If you look carefully, there is one type of art that didn’t appear on the list I made above: theatre. Theatre is an art that I personally feel much closer to, and I understand much better how it works. Until a very late stage in my tech career, I was thinking about giving it up and becoming an actress. As a teenager, I studied in the best drama schools in Israel and was accepted into the full three or even 4-year program in a number of them.
Theatre acting requires a very different type of creativity. It’s not a blank canvas at all. For a starter, you have the play: a given text that you need to work with. You also have the director, who has their own idea of what the result should look like. As an actress or actor, you need to work with and within these constraints and still bring something of your own. In fact, you have to make it your own despite all these restrictions, or it simply won’t work.

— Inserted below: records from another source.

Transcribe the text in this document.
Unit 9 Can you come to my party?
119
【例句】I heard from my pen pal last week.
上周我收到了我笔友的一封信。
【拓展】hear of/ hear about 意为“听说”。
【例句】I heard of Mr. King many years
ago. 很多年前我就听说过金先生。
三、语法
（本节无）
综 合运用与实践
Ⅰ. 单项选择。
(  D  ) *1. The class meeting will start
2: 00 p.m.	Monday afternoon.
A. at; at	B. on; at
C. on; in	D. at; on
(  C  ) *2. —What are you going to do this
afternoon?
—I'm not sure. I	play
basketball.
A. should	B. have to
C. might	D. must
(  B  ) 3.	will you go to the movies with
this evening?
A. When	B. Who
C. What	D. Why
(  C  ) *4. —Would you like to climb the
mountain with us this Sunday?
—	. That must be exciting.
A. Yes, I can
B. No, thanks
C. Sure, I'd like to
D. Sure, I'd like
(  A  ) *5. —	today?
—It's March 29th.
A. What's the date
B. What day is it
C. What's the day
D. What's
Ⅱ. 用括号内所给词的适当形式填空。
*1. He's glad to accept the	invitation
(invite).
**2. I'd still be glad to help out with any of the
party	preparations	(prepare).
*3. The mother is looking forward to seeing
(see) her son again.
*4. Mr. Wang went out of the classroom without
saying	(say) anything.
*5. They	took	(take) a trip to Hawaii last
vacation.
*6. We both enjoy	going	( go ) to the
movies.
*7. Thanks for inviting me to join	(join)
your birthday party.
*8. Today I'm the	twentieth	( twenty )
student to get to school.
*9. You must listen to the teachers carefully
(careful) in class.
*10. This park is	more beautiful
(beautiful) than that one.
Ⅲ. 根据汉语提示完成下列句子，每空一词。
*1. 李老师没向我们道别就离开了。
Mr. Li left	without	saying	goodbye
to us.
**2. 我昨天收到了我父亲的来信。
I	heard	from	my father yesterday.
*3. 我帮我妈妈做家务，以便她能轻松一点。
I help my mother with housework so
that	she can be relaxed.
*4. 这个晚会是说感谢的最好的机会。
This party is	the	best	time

This type of creativity is much closer to what is needed for product management. When I realized that, I could unleash my creativity without feeling inferior to others.
Think Inside the Box
In product management, everything starts with the problem. Coming up with a problem that is worth solving is not easy, but it has its methods, too. Once the problem is defined, though, you have clear boundaries. You are in a box, and at this point, the box is empty. Within that box, you can be extremely innovative, and in some ways, it is much harder to create when you have many constraints that you need to satisfy than it is when everything is open.
Empowered product teams get problems to solve and figure out the solution together rather than get product requirements and implement them. Problem-solving is a core capability that product managers need to have. Coming up with a solution that satisfies all the constraints you need to satisfy might be hard because your options are limited. On the other hand, it also makes things easier since you understand exactly what you are solving for.
When I realized that this is something that I’m actually good at (innovating within given restrictions), I changed my approach to creativity: instead of focusing on new ideas, I started focusing on revealing the restrictions so that I can easily innovate within them.
If you don’t see yourself as creative according to the first type mentioned above, try the second type of creativity. Make it a habit to clearly define the box you work in. Once you are assigned a problem to solve, understand what would be considered a good solution. Ask yourself (and others) what is important for you about the solution. For example, you might need a solution that would demonstrate the value to the customer quickly, will be used often, and be quick to develop. In doing so, you also define which other traits are not as important – for example, scalability, security, or scope (support a variety of use cases at once).
Once you have that definition, it is much easier to come up with ideas to satisfy it. It is also much easier to rule solutions out since the success criteria are clearly defined. Instead of thinking about one big, amazing idea, you can now bring up many ideas and know right away if they are good or not. Doing so also helps you get closer to the idea(s) that will actually satisfy everything you defined that you need because you get a better understanding of the dependencies and can add one constraint at a time until you have them all covered.Understanding what you are solving for is an important skill for product managers. It applies also when you are interviewing. Your interviewers want to see that you have a solid line of thought for problem-solving and reasoning, so stop looking for great ideas. Instead, focus on understanding the problem you are trying to solve. As Einstein allegedly said, if you have an hour to solve a problem, spend 55 minutes thinking about the problem and only 5 minutes about the solution. If you do it well, the solution will be a no-brainer.